自分でも何を言っているのか分らないまま―――生気のない声のまま、俺は言葉を紡いだ。どうしてこんな事を言う気になったのかさえよく分からない。

くそ、これじゃ誘導尋問みたいじゃないか。

「ほう?それはそれは・・・」

急に饒舌になった俺に驚いたのか、意外そうに返してくる声。

「ふむ。とりあえずは期待通りの回答に感謝するよ。しかしね君、君は少々思い違いをしている」

「・・・また説教か」

「まあ聞き給えよ。この世界というものはそう簡単に出来てはいない。肥大化し複雑化した世界のシステムは、君という人間一人があのような

『試み』に及んだ所で君の事など全く眼中から外れたままなんだ。

そうだろう?せいぜい次の日の新聞に載って、ニュースで取り上げられて、、その後も事後調査や君の様子などが繰り返し報道されるだけだ。

世界の在り様に何ら変化はない。君が何をしようと、太陽は明日の朝また昇るし夕方には沈む。これは絶対的な世界のシステムなんだ」

「・・・」

「つまり、だ。結局は君の『試み』も世界のシステムの枠内での出来事に過ぎなかった、と言いたいんだよ」

「・・・?」

「君が世界に存在した証を残すという発想そのものは良い。たとえそれすらシステムの枠内の発想であっても、世界を意識する事はシステムから脱却する為には必要となる。

だが、君の試みた方法は世界のシステムに囚われ過ぎている。世界の根幹たるシステムという檻を打ち壊し、自由になる、そういった発想が足りていないんだよ」

「・・・アンタ、一体・・・」

「そのためには、まず疑う事から始め給え。自分は世界のシステムに囚われた考え方、行動をしてはいないか?この私の存在も発言もシステムの作り出す幻影かも知れないぞ?

常にシステムの存在を意識し、疑い続けろ。いつもシステムから自由になる事だけを考えろ。

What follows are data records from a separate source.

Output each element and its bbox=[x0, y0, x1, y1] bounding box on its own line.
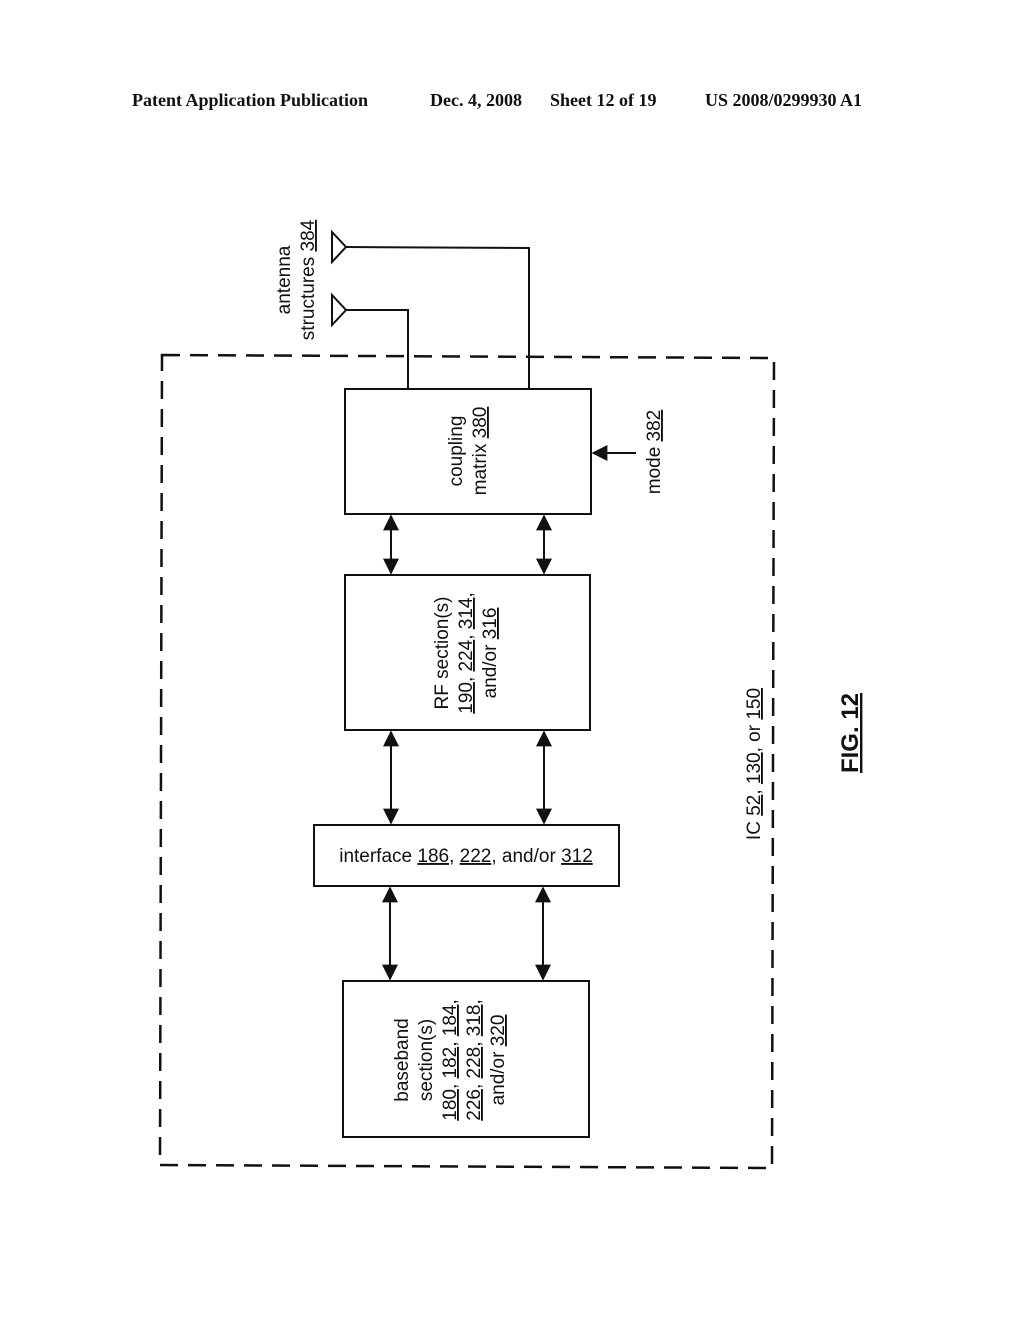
figure-label: FIG. 12 bbox=[837, 693, 864, 773]
ic-label: IC 52, 130, or 150 bbox=[744, 688, 765, 840]
coupling-matrix-block bbox=[344, 388, 592, 515]
antenna-label: antenna structures 384 bbox=[274, 219, 319, 340]
svg-text:matrix 380: matrix 380 bbox=[470, 407, 491, 496]
svg-text:190, 224, 314,: 190, 224, 314, bbox=[456, 592, 477, 714]
svg-text:180, 182, 184,: 180, 182, 184, bbox=[440, 999, 461, 1121]
antenna-icon bbox=[331, 292, 409, 390]
svg-text:FIG. 12: FIG. 12 bbox=[837, 693, 864, 773]
svg-text:RF section(s): RF section(s) bbox=[432, 597, 453, 710]
mode-label: mode 382 bbox=[644, 410, 665, 495]
svg-text:section(s): section(s) bbox=[416, 1019, 437, 1101]
svg-text:226, 228, 318,: 226, 228, 318, bbox=[464, 999, 485, 1121]
svg-text:IC 52, 130, or 150: IC 52, 130, or 150 bbox=[744, 688, 765, 840]
svg-text:and/or 320: and/or 320 bbox=[488, 1015, 509, 1106]
antenna-label-line2: structures 384 bbox=[298, 219, 319, 340]
block-diagram: antenna structures 384 coupling matrix 3… bbox=[158, 219, 864, 1170]
svg-text:and/or 316: and/or 316 bbox=[480, 608, 501, 699]
svg-text:coupling: coupling bbox=[446, 416, 467, 487]
svg-text:baseband: baseband bbox=[392, 1018, 413, 1101]
antenna-label-line1: antenna bbox=[274, 245, 295, 314]
interface-label: interface 186, 222, and/or 312 bbox=[339, 846, 593, 867]
svg-text:mode 382: mode 382 bbox=[644, 410, 665, 495]
rf-section-label: RF section(s) 190, 224, 314, and/or 316 bbox=[432, 592, 501, 714]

そうして、世界に抗え。抗って、勝利しろ。

そうすれば―――もう、生きた証を残そうなどという発想は消える。

『残す』というのは、何かを残す『場所』があるからこそ可能な行為だ。しかし、その『場所』自体がなくなればそんな矮小な考えは意味を成さなくなる。

何も残さなくても良い事になるんだよ。システムから解放された君は、自由になるんだ」

 

だから―――

疑え。

抗え。

ブチ壊せ。

自由を掴み取れ。

 

壁を一枚隔てた隣の部屋から、声がした。